By layering context and objectives, you reduce confusion for the model, ensuring it targets the right details.
Testing with Various Sample Inputs
To confirm your prompt’s effectiveness, test it with multiple sample inputs. If your prompt is supposed to handle a range of topics, feed it at least a few different examples. See how the model responds and note any areas that need refining. This iterative testing helps you build a robust prompt that can handle various contexts without confusion.
Collaboration Between Models and Plugins
In some workflows, you might combine an LLM with plugins or other specialized tools. For example, you could use one tool to fetch real-time weather data, then feed that data to your LLM. This approach can significantly improve the richness and reliability of your final output. While not strictly a prompt engineering method, the way you integrate these tools or modules affects your prompt and your results.

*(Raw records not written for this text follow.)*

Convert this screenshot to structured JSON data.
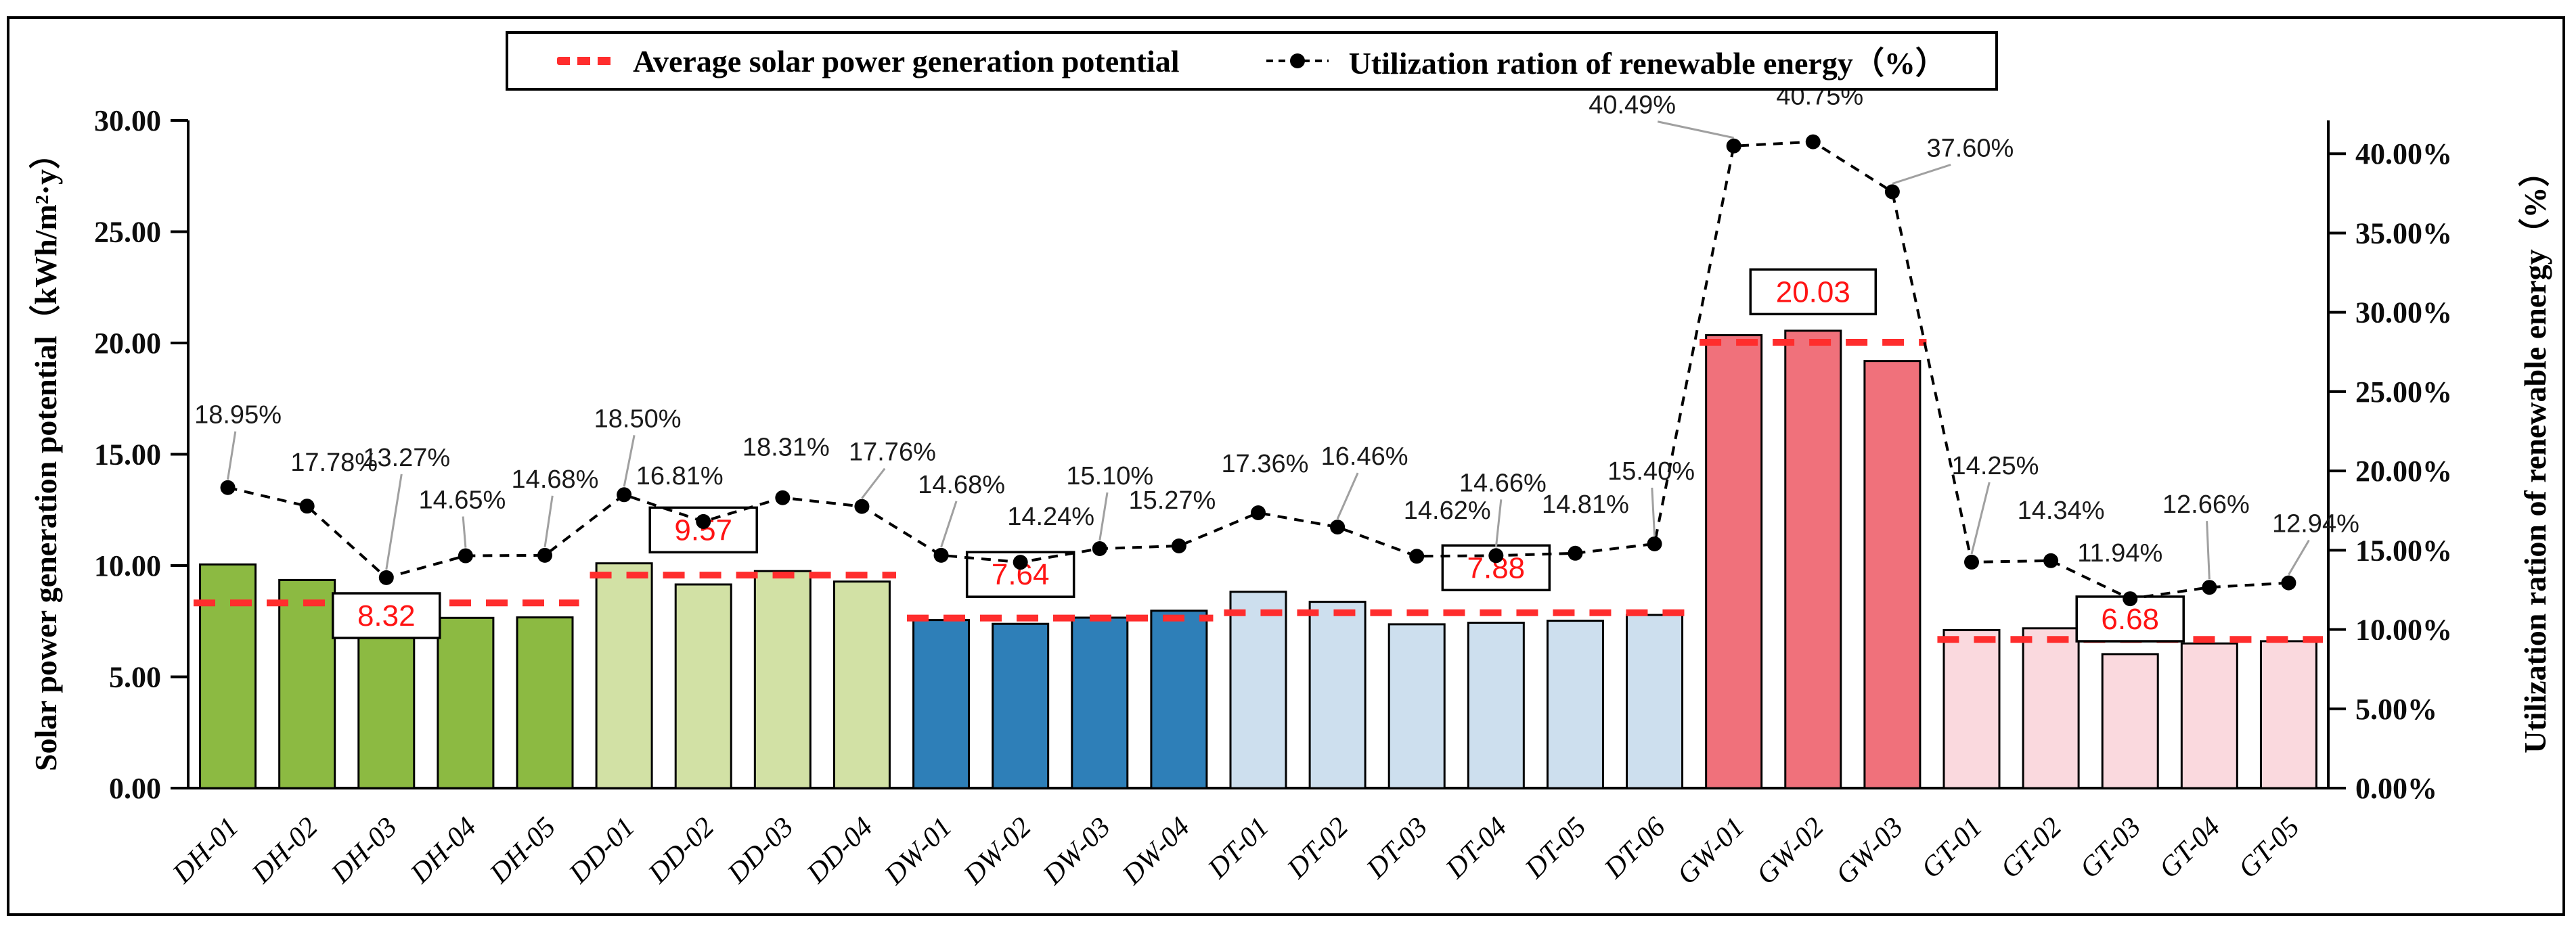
{
  "legend": {
    "avg_label": "Average solar power generation potential",
    "util_label": "Utilization ration of renewable energy（%）"
  },
  "axes": {
    "left_title": "Solar power generation potential（kWh/m²·y）",
    "right_title": "Utilization ration of renewable energy（%）",
    "left_ticks": [
      "0.00",
      "5.00",
      "10.00",
      "15.00",
      "20.00",
      "25.00",
      "30.00"
    ],
    "right_ticks": [
      "0.00%",
      "5.00%",
      "10.00%",
      "15.00%",
      "20.00%",
      "25.00%",
      "30.00%",
      "35.00%",
      "40.00%"
    ]
  },
  "colors": {
    "dh_bar": "#8CBA42",
    "dd_bar": "#D2E1A5",
    "dw_bar": "#2E7FB8",
    "dt_bar": "#CDDFEE",
    "gw_bar": "#F0717B",
    "gt_bar": "#FAD9DE",
    "bar_stroke": "#000000",
    "avg_line": "#FF2D2D",
    "avg_text": "#FF1414",
    "util_line": "#000000",
    "pct_text": "#1A1A1A",
    "leader": "#A0A0A0"
  },
  "chart_data": {
    "type": "bar+line",
    "title": "",
    "xlabel": "",
    "ylabel_left": "Solar power generation potential（kWh/m²·y）",
    "ylabel_right": "Utilization ration of renewable energy（%）",
    "ylim_left": [
      0,
      30
    ],
    "right_tick_max_pct": 40,
    "grid": false,
    "legend_position": "top-center",
    "categories": [
      "DH-01",
      "DH-02",
      "DH-03",
      "DH-04",
      "DH-05",
      "DD-01",
      "DD-02",
      "DD-03",
      "DD-04",
      "DW-01",
      "DW-02",
      "DW-03",
      "DW-04",
      "DT-01",
      "DT-02",
      "DT-03",
      "DT-04",
      "DT-05",
      "DT-06",
      "GW-01",
      "GW-02",
      "GW-03",
      "GT-01",
      "GT-02",
      "GT-03",
      "GT-04",
      "GT-05"
    ],
    "series": [
      {
        "name": "Solar power generation potential (kWh/m²·y)",
        "kind": "bar",
        "values": [
          10.05,
          9.35,
          6.88,
          7.65,
          7.67,
          10.1,
          9.15,
          9.75,
          9.28,
          7.55,
          7.38,
          7.66,
          7.97,
          8.82,
          8.37,
          7.36,
          7.43,
          7.52,
          7.78,
          20.35,
          20.55,
          19.19,
          7.1,
          7.18,
          6.02,
          6.5,
          6.6
        ]
      },
      {
        "name": "Utilization ration of renewable energy (%)",
        "kind": "line",
        "values_pct": [
          18.95,
          17.78,
          13.27,
          14.65,
          14.68,
          18.5,
          16.81,
          18.31,
          17.76,
          14.68,
          14.24,
          15.1,
          15.27,
          17.36,
          16.46,
          14.62,
          14.66,
          14.81,
          15.4,
          40.49,
          40.75,
          37.6,
          14.25,
          14.34,
          11.94,
          12.66,
          12.94
        ]
      }
    ],
    "groups": [
      {
        "prefix": "DH",
        "start": 0,
        "end": 4,
        "color_key": "dh_bar",
        "average": 8.32,
        "avg_label": "8.32",
        "avg_label_slot": 2,
        "avg_label_units": 7.75
      },
      {
        "prefix": "DD",
        "start": 5,
        "end": 8,
        "color_key": "dd_bar",
        "average": 9.57,
        "avg_label": "9.57",
        "avg_label_slot": 6,
        "avg_label_units": 11.6
      },
      {
        "prefix": "DW",
        "start": 9,
        "end": 12,
        "color_key": "dw_bar",
        "average": 7.64,
        "avg_label": "7.64",
        "avg_label_slot": 10,
        "avg_label_units": 9.6
      },
      {
        "prefix": "DT",
        "start": 13,
        "end": 18,
        "color_key": "dt_bar",
        "average": 7.88,
        "avg_label": "7.88",
        "avg_label_slot": 16,
        "avg_label_units": 9.9
      },
      {
        "prefix": "GW",
        "start": 19,
        "end": 21,
        "color_key": "gw_bar",
        "average": 20.03,
        "avg_label": "20.03",
        "avg_label_slot": 20,
        "avg_label_units": 22.3
      },
      {
        "prefix": "GT",
        "start": 22,
        "end": 26,
        "color_key": "gt_bar",
        "average": 6.68,
        "avg_label": "6.68",
        "avg_label_slot": 24,
        "avg_label_units": 7.6
      }
    ],
    "pct_label_offsets": [
      [
        15,
        -95,
        1
      ],
      [
        40,
        -52,
        0
      ],
      [
        30,
        -165,
        1
      ],
      [
        -5,
        -70,
        1
      ],
      [
        15,
        -100,
        1
      ],
      [
        20,
        -100,
        1
      ],
      [
        -35,
        -55,
        0
      ],
      [
        5,
        -62,
        0
      ],
      [
        45,
        -68,
        1
      ],
      [
        30,
        -92,
        1
      ],
      [
        45,
        -55,
        0
      ],
      [
        15,
        -95,
        1
      ],
      [
        -10,
        -55,
        0
      ],
      [
        10,
        -60,
        0
      ],
      [
        40,
        -92,
        1
      ],
      [
        45,
        -55,
        0
      ],
      [
        10,
        -95,
        1
      ],
      [
        15,
        -60,
        0
      ],
      [
        -5,
        -95,
        1
      ],
      [
        -150,
        -48,
        1
      ],
      [
        10,
        -55,
        0
      ],
      [
        115,
        -52,
        1
      ],
      [
        35,
        -130,
        1
      ],
      [
        15,
        -62,
        0
      ],
      [
        -15,
        -55,
        0
      ],
      [
        -5,
        -110,
        1
      ],
      [
        40,
        -75,
        1
      ]
    ]
  }
}
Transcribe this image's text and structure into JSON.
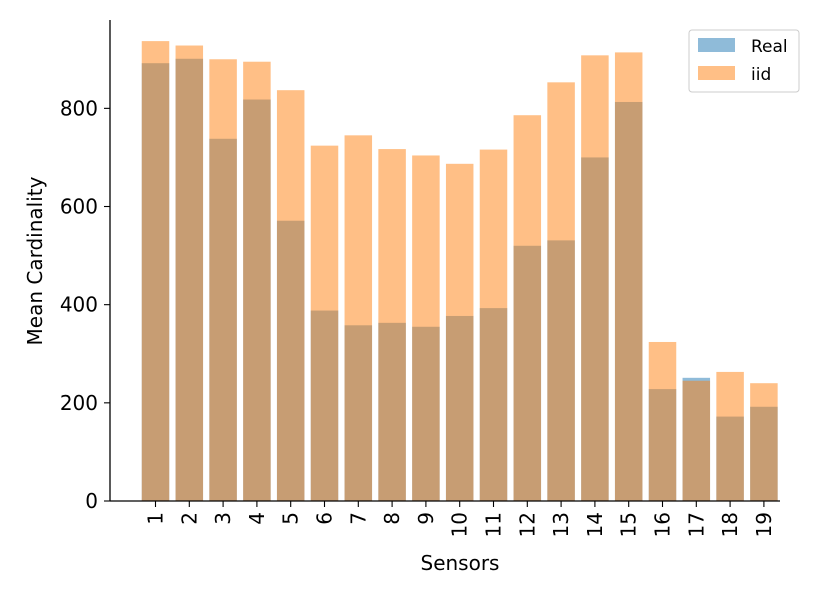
{
  "chart_data": {
    "type": "bar",
    "categories": [
      "1",
      "2",
      "3",
      "4",
      "5",
      "6",
      "7",
      "8",
      "9",
      "10",
      "11",
      "12",
      "13",
      "14",
      "15",
      "16",
      "17",
      "18",
      "19"
    ],
    "series": [
      {
        "name": "Real",
        "color": "#1f77b4",
        "opacity": 0.5,
        "values": [
          892,
          901,
          738,
          818,
          571,
          388,
          358,
          363,
          355,
          377,
          393,
          520,
          531,
          700,
          813,
          228,
          251,
          172,
          192
        ]
      },
      {
        "name": "iid",
        "color": "#ff7f0e",
        "opacity": 0.5,
        "values": [
          937,
          928,
          900,
          895,
          837,
          724,
          745,
          717,
          704,
          687,
          716,
          786,
          853,
          908,
          914,
          324,
          245,
          263,
          240
        ]
      }
    ],
    "xlabel": "Sensors",
    "ylabel": "Mean Cardinality",
    "ylim": [
      0,
      980
    ],
    "yticks": [
      0,
      200,
      400,
      600,
      800
    ],
    "ytick_labels": [
      "0",
      "200",
      "400",
      "600",
      "800"
    ],
    "legend_position": "top-right",
    "grid": false
  }
}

Monitoring and Feedback Loops
If you’re using an LLM for a production setting or a large project, consider setting up a feedback loop. Track how the outputs are used, whether they meet your quality standards, and if adjustments are required. Over time, this feedback helps fine-tune not just the model (if that’s within your control) but also your prompt design.
Conclusion
Prompt engineering is an ongoing learning process. Even if you master one model, you’ll find that a new version or a different architecture may require a fresh approach. The key is to stay curious and experiment. By focusing on clarity, context, and iterative refinement, you’ll quickly discover that getting great responses from a wide range of LLMs isn’t just about clever hacks—it’s about consistent, thoughtful practices.
Whether you’re tapping into the conversational flair of GPT, the analytical accuracy of BERT, or the transformation powers of T5, a bit of planning and experimentation can bring you closer to the results you want. So go ahead: craft your prompts with a little creativity, watch how they evolve with each change, and remember that every prompt is a chance to learn something new.